Song by the Misfits

from the album Static Age
- A-side: "Bullet"; "We Are 138";
- Released: June 1978
- Recorded: January–February 1978
- Venue: C.I., New York City
- Genre: Punk rock; horror punk;
- Length: 1:32
- Label: Caroline
- Songwriter(s): Glenn Danzig
- Producer(s): Dave Achelis; Tom Bejgrowicz;

Audio sample
- "Attitude"file; help;

= Attitude (Misfits song) =

"Attitude" is a song by the American punk rock band Misfits. Written by frontman and vocalist Glenn Danzig, the song was recorded and first released in 1978 on the B-side of the band's single "Bullet". It was also included on the Misfits' 1980 EP Beware, as well as on the 1995 compilation album Collection II. "Attitude" was originally intended to be included on the band's proposed debut album Static Age, and it remained included when the album was eventually released in its entirety in 1996.

==Recording and release==
"Attitude" was originally recorded by the Misfits in January–February 1978 for their proposed debut album Static Age, which would not be released in its entirety until 1996. The song was recorded in C.I. Studios in New York City. It was first released as part of the band's single "Bullet" in 1978, and would later be included on their 1980 EP Beware, which combined tracks from the previously released "Bullet" and "Horror Business" singles. It also appears on the 1995 compilation album Collection II. In 1996, Static Age was officially released for the first time, as part of the boxed set The Misfits. "Attitude" was included among the Static Age tracks in the boxed set, and it would also be included on the 1997 standalone release of Static Age.

==Critical reception==
Eduardo Rivadavia of Ultimate Classic Rock ranked the song No. 1 on his list of the 10 best Misfits songs, calling it "astonishing". Dan Ozzi of Diffuser.fm ranked the song No. 8 on his list of the 10 best Misfits songs, writing that "Like most Misfits songs, 'Attitude' doesn't even top two minutes, and really, there's not much to it. Danzig's message is pretty simple: Keep acting like an a—hole, and I'm gonna knock you out."

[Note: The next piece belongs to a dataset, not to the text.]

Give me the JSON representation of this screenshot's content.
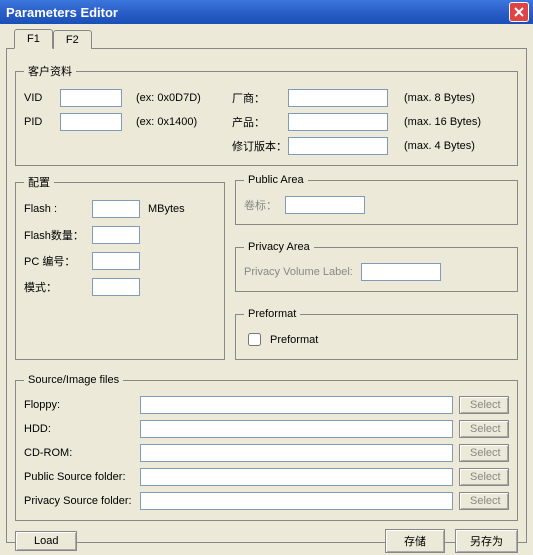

Rob Kemp of Time Out has noted a reputation of "Attitude", among other Misfits songs, as being "antiestablishment" in nature. In his book This Music Leaves Stains: The Complete Story of the Misfits, author James Greene, Jr., in speaking of Guns N' Roses' cover of "Attitude" from their 1993 album "The Spaghetti Incident?", called "Attitude" a song that, "more than any other Danzig work, seemed to provide the blueprint for both GNR's adrenaline-heavy sound and Axl Rose's temperamental stage persona".

==Personnel==

The Misfits
- Glenn Danzig – vocals
- Jerry Only – bass
- Franché Coma – guitar
- Mr. Jim – drums

Production
- Dave Achelis – engineer
- Tom Bejgrowicz – producer

==Cover versions==
In 1993, Guns N' Roses covered "Attitude" for their album "The Spaghetti Incident?", with bassist Duff McKagan on vocals. "I couldn't say the Misfits were one of my all-around favourite bands," admitted GNR guitarist Slash. "But they did have a couple of great songs – like 'Attitude'."

The song has also been covered by the Crimson Ghosts, Endpoint, the Slackers, the Slow Break, Sum 41, and Winds of Plague. Additionally, the Nutley Brass recorded an instrumental lounge cover of the song, which was included on their 2005 Misfits tribute album Fiend Club Lounge.
Dutch band Skroetbalg recorded a Dutch Low Saxon cover of the song, which was included on their 2021 demo.